Diplomatie bénino-nigériane : le voyage de Romuald Wadagni renforce l’unité de la CEDEAO
Dès les premiers jours de son mandat, le président de la République du Bénin, Romuald Wadagni, a choisi de marquer l’histoire par un geste diplomatique fort. Une semaine après son investiture, il s’est rendu au Nigéria, invité par le président Bola Ahmed Tinubu. Ce déplacement, effectué à Abuja, n’est pas une simple visite protocolaire : il incarne une vision ambitieuse pour l’avenir de la Communauté Économique des États de l’Afrique de l’Ouest (CEDEAO).
Un message clair : l’unité régionale avant tout
Dans un contexte où la CEDEAO fait face à des tensions internes, la première sortie internationale de Romuald Wadagni prend tout son sens. En se rendant au Nigéria, le chef de l’État béninois envoie un signal fort : le Bénin mise sur une intégration ouest-africaine solide et rejette toute forme de fragmentation. Ce choix stratégique souligne l’importance de la stabilité sous-régionale et la nécessité de préserver l’espace communautaire malgré les défis.
Le tête-à-tête entre les deux dirigeants, issus de pays partageant une frontière terrestre de plus de 800 kilomètres, illustre cette volonté.

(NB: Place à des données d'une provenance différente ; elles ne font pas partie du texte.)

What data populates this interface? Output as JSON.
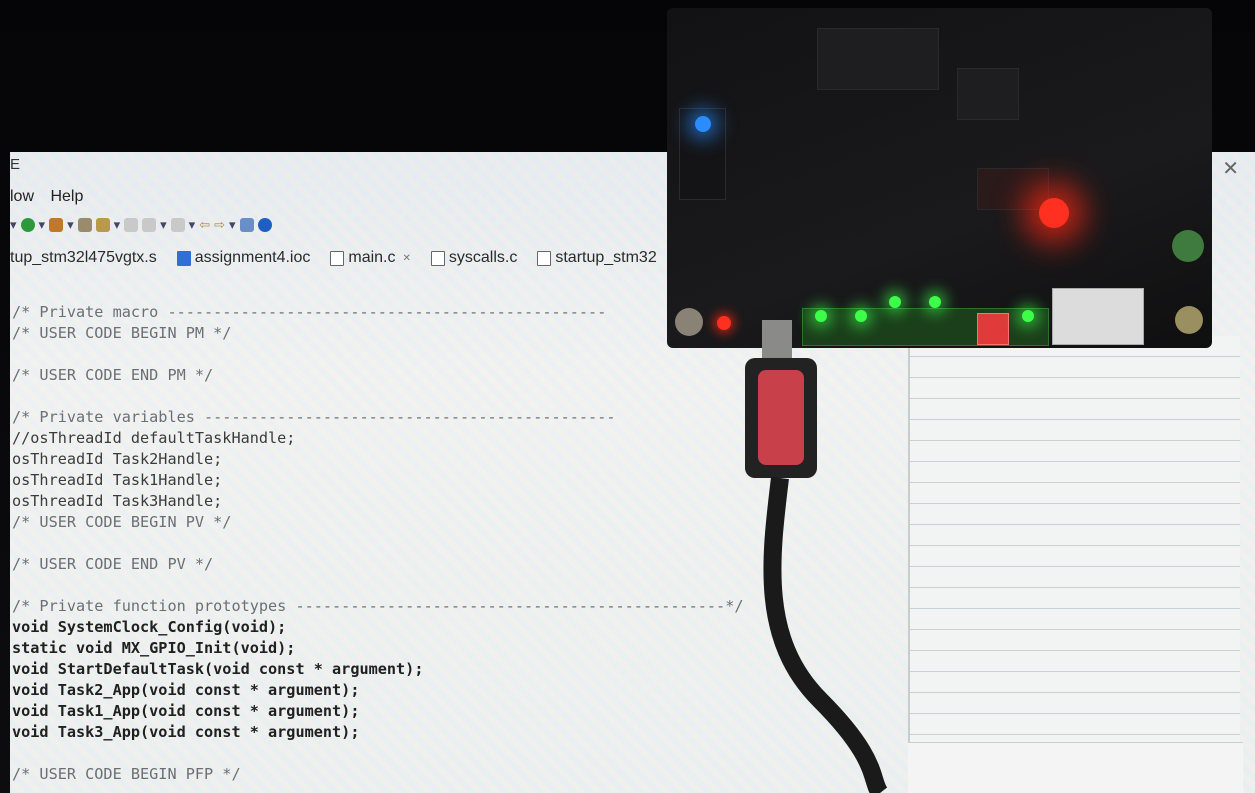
{
  "ide": {
    "title_fragment": "E",
    "menu": [
      "low",
      "Help"
    ],
    "tabs": [
      {
        "label": "tup_stm32l475vgtx.s",
        "icon": "file-icon"
      },
      {
        "label": "assignment4.ioc",
        "icon": "ioc-icon"
      },
      {
        "label": "main.c",
        "icon": "file-icon",
        "active": true
      },
      {
        "label": "syscalls.c",
        "icon": "file-icon"
      },
      {
        "label": "startup_stm32",
        "icon": "file-icon"
      }
    ],
    "code_lines": [
      {
        "text": "/* Private macro ------------------------------------------------",
        "kind": "cm"
      },
      {
        "text": "/* USER CODE BEGIN PM */",
        "kind": "cm"
      },
      {
        "text": "",
        "kind": "blank"
      },
      {
        "text": "/* USER CODE END PM */",
        "kind": "cm"
      },
      {
        "text": "",
        "kind": "blank"
      },
      {
        "text": "/* Private variables ---------------------------------------------",
        "kind": "cm"
      },
      {
        "text": "//osThreadId defaultTaskHandle;",
        "kind": "txt"
      },
      {
        "text": "osThreadId Task2Handle;",
        "kind": "txt"
      },
      {
        "text": "osThreadId Task1Handle;",
        "kind": "txt"
      },
      {
        "text": "osThreadId Task3Handle;",
        "kind": "txt"
      },
      {
        "text": "/* USER CODE BEGIN PV */",
        "kind": "cm"
      },
      {
        "text": "",
        "kind": "blank"
      },
      {
        "text": "/* USER CODE END PV */",
        "kind": "cm"
      },
      {
        "text": "",
        "kind": "blank"
      },
      {
        "text": "/* Private function prototypes -----------------------------------------------*/",
        "kind": "cm"
      },
      {
        "text": "void SystemClock_Config(void);",
        "kind": "kw"
      },
      {
        "text": "static void MX_GPIO_Init(void);",
        "kind": "kw"
      },
      {
        "text": "void StartDefaultTask(void const * argument);",
        "kind": "kw"
      },
      {
        "text": "void Task2_App(void const * argument);",
        "kind": "kw"
      },
      {
        "text": "void Task1_App(void const * argument);",
        "kind": "kw"
      },
      {
        "text": "void Task3_App(void const * argument);",
        "kind": "kw"
      },
      {
        "text": "",
        "kind": "blank"
      },
      {
        "text": "/* USER CODE BEGIN PFP */",
        "kind": "cm"
      }
    ]
  },
  "colors": {
    "led_red": "#ff3020",
    "led_green": "#3dff4a",
    "led_blue": "#2a8cff",
    "cable": "#1a1a1a",
    "connector_red": "#c8404a"
  }
}
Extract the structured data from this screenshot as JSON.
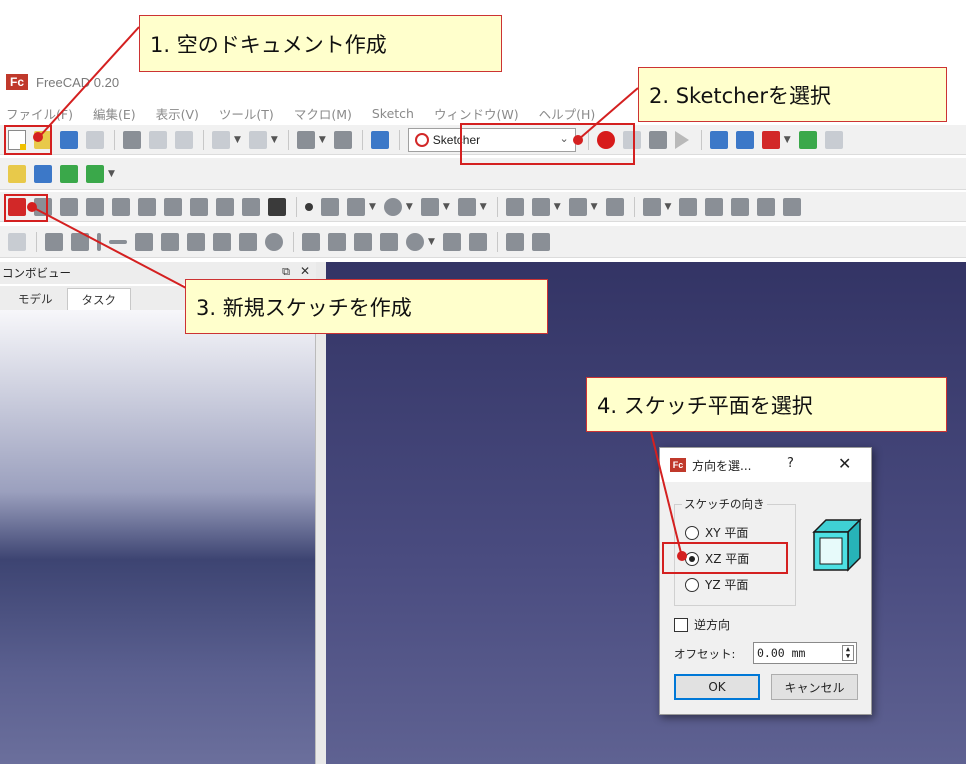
{
  "app": {
    "logo_text": "Fc",
    "title": "FreeCAD 0.20"
  },
  "menu": {
    "items": [
      "ファイル(F)",
      "編集(E)",
      "表示(V)",
      "ツール(T)",
      "マクロ(M)",
      "Sketch",
      "ウィンドウ(W)",
      "ヘルプ(H)"
    ]
  },
  "toolbar": {
    "workbench": "Sketcher"
  },
  "combo_view": {
    "title": "コンボビュー",
    "float_icon": "⧉",
    "close_icon": "✕",
    "tabs": [
      "モデル",
      "タスク"
    ]
  },
  "dialog": {
    "logo_text": "Fc",
    "title": "方向を選...",
    "help": "?",
    "close": "✕",
    "group_title": "スケッチの向き",
    "options": [
      "XY 平面",
      "XZ 平面",
      "YZ 平面"
    ],
    "selected_index": 1,
    "reverse_label": "逆方向",
    "offset_label": "オフセット:",
    "offset_value": "0.00 mm",
    "ok_label": "OK",
    "cancel_label": "キャンセル"
  },
  "callouts": {
    "step1": "1. 空のドキュメント作成",
    "step2": "2. Sketcherを選択",
    "step3": "3. 新規スケッチを作成",
    "step4": "4. スケッチ平面を選択"
  },
  "colors": {
    "callout_bg": "#ffffcc",
    "callout_border": "#cc3333",
    "highlight": "#d42020",
    "viewport_top": "#333465",
    "viewport_bottom": "#5f6292",
    "record_button": "#d71a1a"
  }
}
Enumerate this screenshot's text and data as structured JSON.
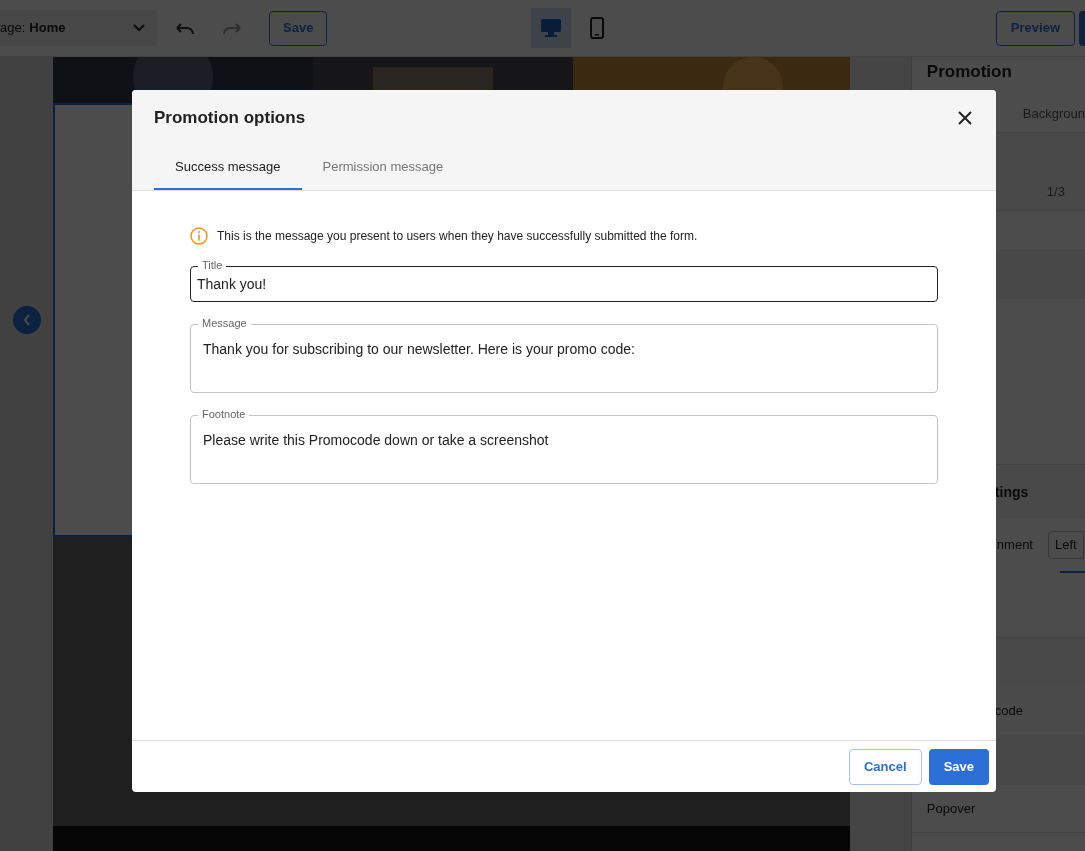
{
  "toolbar": {
    "page_label": "age:",
    "page_value": "Home",
    "save": "Save",
    "devices": [
      {
        "kind": "desktop",
        "selected": true
      },
      {
        "kind": "mobile",
        "selected": false
      }
    ],
    "preview": "Preview"
  },
  "side_panel": {
    "title": "Promotion",
    "tab": "Backgroun",
    "counter": "1/3",
    "section": "tings",
    "alignment_label": "nment",
    "alignment_value": "Left",
    "item": "code",
    "popover": "Popover"
  },
  "dialog": {
    "title": "Promotion options",
    "tabs": [
      {
        "label": "Success message",
        "selected": true
      },
      {
        "label": "Permission message",
        "selected": false
      }
    ],
    "info": "This is the message you present to users when they have successfully submitted the form.",
    "fields": [
      {
        "label": "Title",
        "value": "Thank you!",
        "focused": true,
        "kind": "single"
      },
      {
        "label": "Message",
        "value": "Thank you for subscribing to our newsletter. Here is your promo code:",
        "focused": false,
        "kind": "multi"
      },
      {
        "label": "Footnote",
        "value": "Please write this Promocode down or take a screenshot",
        "focused": false,
        "kind": "multi"
      }
    ],
    "buttons": [
      {
        "label": "Cancel",
        "kind": "secondary"
      },
      {
        "label": "Save",
        "kind": "primary"
      }
    ]
  }
}
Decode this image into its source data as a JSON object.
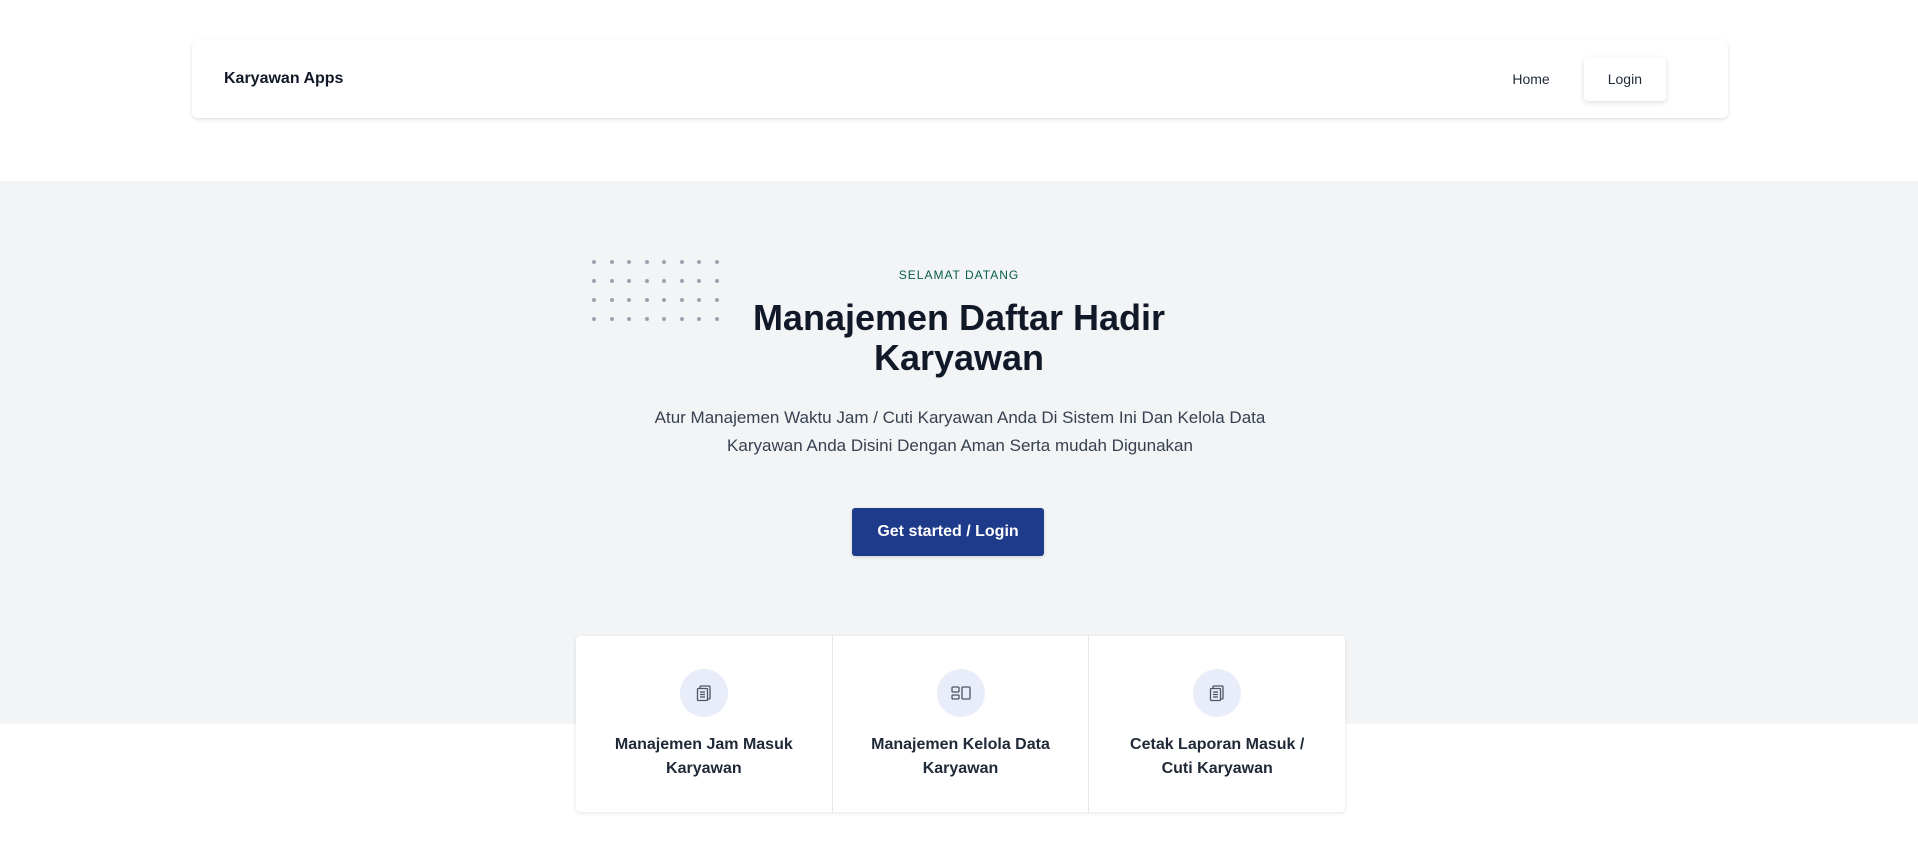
{
  "navbar": {
    "brand": "Karyawan Apps",
    "links": [
      {
        "label": "Home"
      },
      {
        "label": "Login"
      }
    ]
  },
  "hero": {
    "eyebrow": "SELAMAT DATANG",
    "title": "Manajemen Daftar Hadir Karyawan",
    "subtitle": "Atur Manajemen Waktu Jam / Cuti Karyawan Anda Di Sistem Ini Dan Kelola Data Karyawan Anda Disini Dengan Aman Serta mudah Digunakan",
    "cta_label": "Get started / Login",
    "accent_color": "#1e3a8a"
  },
  "features": [
    {
      "icon": "clipboard-icon",
      "label": "Manajemen Jam Masuk Karyawan"
    },
    {
      "icon": "layout-icon",
      "label": "Manajemen Kelola Data Karyawan"
    },
    {
      "icon": "clipboard-icon",
      "label": "Cetak Laporan Masuk / Cuti Karyawan"
    }
  ]
}
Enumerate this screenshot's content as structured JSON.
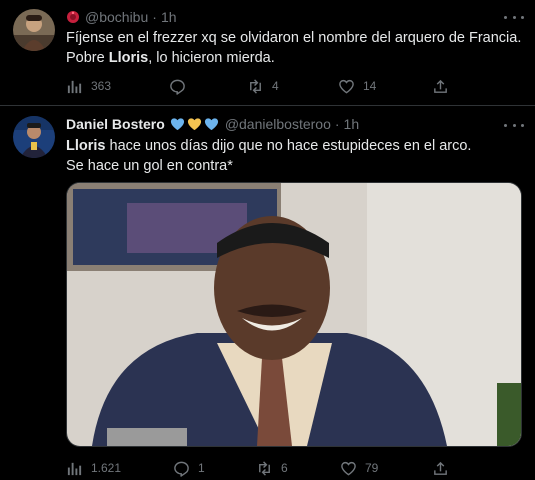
{
  "tweet1": {
    "handle": "@bochibu",
    "sep": "·",
    "time": "1h",
    "text_a": "Fíjense en el frezzer xq se olvidaron el nombre del arquero de Francia.",
    "text_b": "Pobre ",
    "text_bold": "Lloris",
    "text_c": ", lo hicieron mierda.",
    "views": "363",
    "replies": "",
    "retweets": "4",
    "likes": "14"
  },
  "tweet2": {
    "name": "Daniel Bostero",
    "handle": "@danielbosteroo",
    "sep": "·",
    "time": "1h",
    "text_bold": "Lloris",
    "text_a": " hace unos días dijo que no  hace estupideces en el arco.",
    "text_b": "Se hace un gol en contra*",
    "views": "1.621",
    "replies": "1",
    "retweets": "6",
    "likes": "79"
  },
  "colors": {
    "background": "#000000",
    "text": "#e7e9ea",
    "muted": "#71767b",
    "divider": "#2f3336",
    "heart_blue": "#6cb4ee",
    "heart_yellow": "#f5c451"
  },
  "icons": [
    "more-icon",
    "views-icon",
    "reply-icon",
    "retweet-icon",
    "like-icon",
    "share-icon",
    "heart-emoji"
  ]
}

Il rappelle que le dialogue et la confiance mutuelle sont les piliers d’une CEDEAO unie et résiliente face aux vents contraires.
L’économie comme moteur de la solidarité ouest-africaine
Pour que l’unité de la CEDEAO ne reste pas un vœu pieux, elle doit s’appuyer sur des réalités tangibles. Romuald Wadagni en est convaincu : l’intégration économique est le ciment indispensable à la cohésion politique. Ce déplacement au Nigéria a permis d’aborder plusieurs axes concrets pour renforcer les liens bilatéraux et, par extension, ceux de toute la sous-région.
Des frontières plus fluides pour des échanges accélérés
L’une des priorités évoquées concerne la simplification des procédures transfrontalières. L’objectif ? Transformer la frontière bénino-nigériane en un corridor économique dynamique, où les flux de marchandises et de personnes circulent sans entrave. Une avancée qui profiterait à des millions de citoyens et d’entreprises des deux pays.
La GDIZ, un modèle de complémentarité industrielle
Autre point d’orgue des discussions : la Zone industrielle de Glo-Djigbé (GDIZ). Ce projet phare, qui continue d’attirer des investisseurs nigérians, prouve que la synergie industrielle au sein de la CEDEAO est un levier puissant pour générer de la richesse et des emplois. En 2025, plus de 14 000 postes ont été créés grâce à cette initiative, démontrant son impact concret sur le développement local.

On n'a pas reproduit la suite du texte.